The Choice of the Century

By Robert Reich, Robert Reich's Blog

11 November 14

 

he President blames himself for the Democrat’s big losses Election Day. “We have not been successful in going out there and letting people know what it is that we’re trying to do and why this is the right direction,” he said Sunday.

In other words, he didn’t sufficiently tout the Administration’s accomplishments.

I respectfully disagree.

If you want a single reason for why Democrats lost big on Election Day 2014 it’s this: Median household income continues to drop. This is the first “recovery” in memory when this has happened.

Jobs are coming back but wages aren’t. Every month the job numbers grow but the wage numbers go nowhere.

Most new jobs are in part-time or low-paying positions. They pay less than the jobs lost in the Great Recession.

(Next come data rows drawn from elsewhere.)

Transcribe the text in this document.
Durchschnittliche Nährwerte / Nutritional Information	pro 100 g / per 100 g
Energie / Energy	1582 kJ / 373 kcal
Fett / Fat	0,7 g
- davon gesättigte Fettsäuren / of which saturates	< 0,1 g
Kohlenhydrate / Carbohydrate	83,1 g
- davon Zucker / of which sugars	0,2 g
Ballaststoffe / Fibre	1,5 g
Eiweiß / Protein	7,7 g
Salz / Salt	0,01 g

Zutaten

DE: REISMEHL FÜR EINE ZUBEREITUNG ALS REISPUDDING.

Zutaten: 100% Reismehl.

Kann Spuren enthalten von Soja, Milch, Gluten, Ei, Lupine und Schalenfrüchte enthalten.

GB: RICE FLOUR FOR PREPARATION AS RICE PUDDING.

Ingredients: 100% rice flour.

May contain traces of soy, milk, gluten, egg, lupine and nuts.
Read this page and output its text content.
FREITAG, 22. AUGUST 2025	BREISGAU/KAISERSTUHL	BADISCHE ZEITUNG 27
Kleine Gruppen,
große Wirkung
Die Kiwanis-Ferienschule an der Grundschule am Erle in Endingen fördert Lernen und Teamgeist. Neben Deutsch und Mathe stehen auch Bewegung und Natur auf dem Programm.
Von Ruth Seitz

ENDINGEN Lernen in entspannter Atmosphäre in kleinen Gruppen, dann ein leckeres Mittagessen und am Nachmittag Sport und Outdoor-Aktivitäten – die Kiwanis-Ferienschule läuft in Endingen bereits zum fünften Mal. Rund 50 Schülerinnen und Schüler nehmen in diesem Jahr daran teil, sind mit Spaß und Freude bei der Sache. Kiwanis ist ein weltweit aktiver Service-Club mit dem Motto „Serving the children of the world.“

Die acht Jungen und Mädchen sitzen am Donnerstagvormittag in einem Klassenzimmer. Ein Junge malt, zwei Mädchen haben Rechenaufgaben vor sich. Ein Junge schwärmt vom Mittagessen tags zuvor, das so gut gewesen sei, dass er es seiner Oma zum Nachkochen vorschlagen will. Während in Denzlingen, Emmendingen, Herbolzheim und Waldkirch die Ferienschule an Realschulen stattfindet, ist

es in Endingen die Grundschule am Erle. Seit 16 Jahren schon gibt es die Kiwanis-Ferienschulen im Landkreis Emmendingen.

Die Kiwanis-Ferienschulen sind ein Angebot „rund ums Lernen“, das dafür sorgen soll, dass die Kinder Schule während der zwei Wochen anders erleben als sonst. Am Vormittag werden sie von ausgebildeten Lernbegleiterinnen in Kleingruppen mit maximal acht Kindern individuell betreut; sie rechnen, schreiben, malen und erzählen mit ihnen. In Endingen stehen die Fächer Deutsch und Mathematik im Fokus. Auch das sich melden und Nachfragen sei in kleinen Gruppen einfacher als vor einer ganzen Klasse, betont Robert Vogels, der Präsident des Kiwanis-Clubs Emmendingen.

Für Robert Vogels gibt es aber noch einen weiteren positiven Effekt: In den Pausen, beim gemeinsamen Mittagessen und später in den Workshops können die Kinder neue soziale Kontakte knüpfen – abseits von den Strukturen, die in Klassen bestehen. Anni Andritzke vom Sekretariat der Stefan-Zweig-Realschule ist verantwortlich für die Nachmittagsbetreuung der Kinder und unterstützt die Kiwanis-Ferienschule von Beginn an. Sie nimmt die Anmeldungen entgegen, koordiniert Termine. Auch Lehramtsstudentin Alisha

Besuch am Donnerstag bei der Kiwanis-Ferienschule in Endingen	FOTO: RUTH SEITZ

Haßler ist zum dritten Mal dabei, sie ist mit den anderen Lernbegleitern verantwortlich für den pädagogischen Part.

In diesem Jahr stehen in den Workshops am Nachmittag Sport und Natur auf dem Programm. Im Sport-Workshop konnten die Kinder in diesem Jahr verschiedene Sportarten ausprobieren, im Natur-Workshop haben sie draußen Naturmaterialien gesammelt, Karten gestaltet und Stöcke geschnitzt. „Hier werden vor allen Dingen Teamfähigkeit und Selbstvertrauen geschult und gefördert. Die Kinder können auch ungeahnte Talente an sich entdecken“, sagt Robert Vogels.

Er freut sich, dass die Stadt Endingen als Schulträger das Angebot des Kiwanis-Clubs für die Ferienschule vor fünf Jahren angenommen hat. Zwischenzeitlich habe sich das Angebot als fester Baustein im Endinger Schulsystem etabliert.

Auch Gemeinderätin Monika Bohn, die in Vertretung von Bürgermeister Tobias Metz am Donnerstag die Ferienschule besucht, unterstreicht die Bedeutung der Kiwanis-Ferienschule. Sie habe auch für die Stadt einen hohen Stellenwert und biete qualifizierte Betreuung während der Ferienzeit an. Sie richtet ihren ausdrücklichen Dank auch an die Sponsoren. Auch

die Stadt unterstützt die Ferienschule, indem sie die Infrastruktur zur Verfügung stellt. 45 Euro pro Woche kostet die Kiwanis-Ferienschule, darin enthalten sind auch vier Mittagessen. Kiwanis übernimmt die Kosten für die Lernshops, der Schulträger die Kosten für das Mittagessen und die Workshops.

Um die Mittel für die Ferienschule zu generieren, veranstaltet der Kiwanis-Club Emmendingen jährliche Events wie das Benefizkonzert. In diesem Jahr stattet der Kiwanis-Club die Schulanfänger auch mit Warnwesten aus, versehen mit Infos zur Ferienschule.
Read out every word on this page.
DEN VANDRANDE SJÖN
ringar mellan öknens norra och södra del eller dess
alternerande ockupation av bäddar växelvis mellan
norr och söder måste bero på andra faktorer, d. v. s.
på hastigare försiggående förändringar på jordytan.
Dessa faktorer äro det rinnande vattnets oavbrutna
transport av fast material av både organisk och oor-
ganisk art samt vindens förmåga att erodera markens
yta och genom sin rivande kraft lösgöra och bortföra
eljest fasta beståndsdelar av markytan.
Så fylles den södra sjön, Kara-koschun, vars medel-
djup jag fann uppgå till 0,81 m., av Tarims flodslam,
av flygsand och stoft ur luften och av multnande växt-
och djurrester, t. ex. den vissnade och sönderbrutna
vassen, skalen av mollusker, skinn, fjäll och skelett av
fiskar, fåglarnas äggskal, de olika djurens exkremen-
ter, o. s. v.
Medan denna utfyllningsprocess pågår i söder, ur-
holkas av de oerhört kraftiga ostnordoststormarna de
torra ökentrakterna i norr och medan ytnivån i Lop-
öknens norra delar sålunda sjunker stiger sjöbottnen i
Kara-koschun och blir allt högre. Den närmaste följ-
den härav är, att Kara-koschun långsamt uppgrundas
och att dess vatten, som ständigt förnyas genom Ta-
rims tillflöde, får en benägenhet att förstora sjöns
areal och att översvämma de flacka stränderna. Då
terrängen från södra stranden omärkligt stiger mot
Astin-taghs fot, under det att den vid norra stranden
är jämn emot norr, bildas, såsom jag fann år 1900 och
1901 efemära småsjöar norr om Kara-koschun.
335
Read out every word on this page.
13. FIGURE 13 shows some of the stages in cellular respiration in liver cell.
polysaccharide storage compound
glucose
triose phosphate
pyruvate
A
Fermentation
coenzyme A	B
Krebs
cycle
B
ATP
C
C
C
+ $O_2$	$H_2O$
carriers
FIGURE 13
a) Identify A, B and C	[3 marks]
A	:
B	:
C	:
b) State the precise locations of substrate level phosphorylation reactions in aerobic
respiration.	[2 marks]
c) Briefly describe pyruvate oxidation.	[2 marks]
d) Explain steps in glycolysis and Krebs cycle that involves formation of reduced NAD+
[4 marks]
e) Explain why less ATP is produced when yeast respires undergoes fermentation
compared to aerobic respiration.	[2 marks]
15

This wageless recovery has been made all the worse because pay is less predictable than ever. Most Americans don’t know what they’ll be earning next year or even next month. Two-thirds are now living paycheck to paycheck.

So why is this called a “recovery” at all? Because, technically, the economy is growing. But almost all the gains from that growth are going to a small minority at the top.

In fact, 100 percent of the gains have gone to the best-off 10 percent. Ninety-five percent have gone to the top 1 percent.

The stock market has boomed. Corporate profits are through the roof. CEO pay, in the stratosphere. Yet most Americans feel like they’re still in a recession.

And they’re convinced the game is rigged against them.

Fifty years ago, just 29 percent of voters believed government is “run by a few big interests looking out for themselves.” Now, 79 percent think so.

According to Pew, the percentage of Americans who believe most people who want to get ahead can do so through hard work has plummeted 14 points since 2000.

What the President and other Democrats failed to communicate wasn’t their accomplishments. It was their understanding that the economy is failing most Americans and big money is overrunning our democracy.

And they failed to convey their commitment to an economy and a democracy that serve the vast majority rather than a minority at the top.

Some Democrats even ran on not being Barack Obama. That’s no way to win. Americans want someone fighting for them, not running away from the President.

The midterm elections should have been about jobs and wages, and how to reform a system where nearly all the gains go to the top. It was an opportunity for Democrats to shine. Instead, they hid.

Consider that in four “red” states — South Dakota, Arkansas, Alaska, and Nebraska — the same voters who sent Republicans to the Senate voted by wide margins to raise their state’s minimum wage. Democratic candidates in these states barely mentioned the minimum wage.

So what now?

Republicans, soon to be in charge of Congress, will push their same old supply-side, trickle-down, austerity economics.

They’ll want policies that further enrich those who are already rich. That lower taxes on big corporations and deliver trade agreements written in secret by big corporations. That further water down Wall Street regulations so the big banks can become even bigger – too big to fail, or jail, or curtail.

They’ll exploit the public’s prevailing cynicism by delivering just what the cynics expect.

And the Democrats? They have a choice.

They can refill their campaign coffers for 2016 by trying to raise even more money from big corporations, Wall Street, and wealthy individuals. And hold their tongues about the economic slide of the majority, and the drowning of our democracy.

Or they can come out swinging. Not just for a higher minimum wage but also for better schools, paid family and medical leave, and child care for working families.

For resurrecting the Glass-Steagall Act and limiting the size of Wall Street banks.

For saving Social Security by lifting the cap on income subject to payroll taxes.

For rebuilding the nation’s roads, bridges, and ports.

For increasing taxes on corporations with high ratios of CEO pay to the pay of average workers.

And for getting big money out of politics, and thereby saving our democracy.

It’s the choice of the century.

Democrats have less than two years to make it.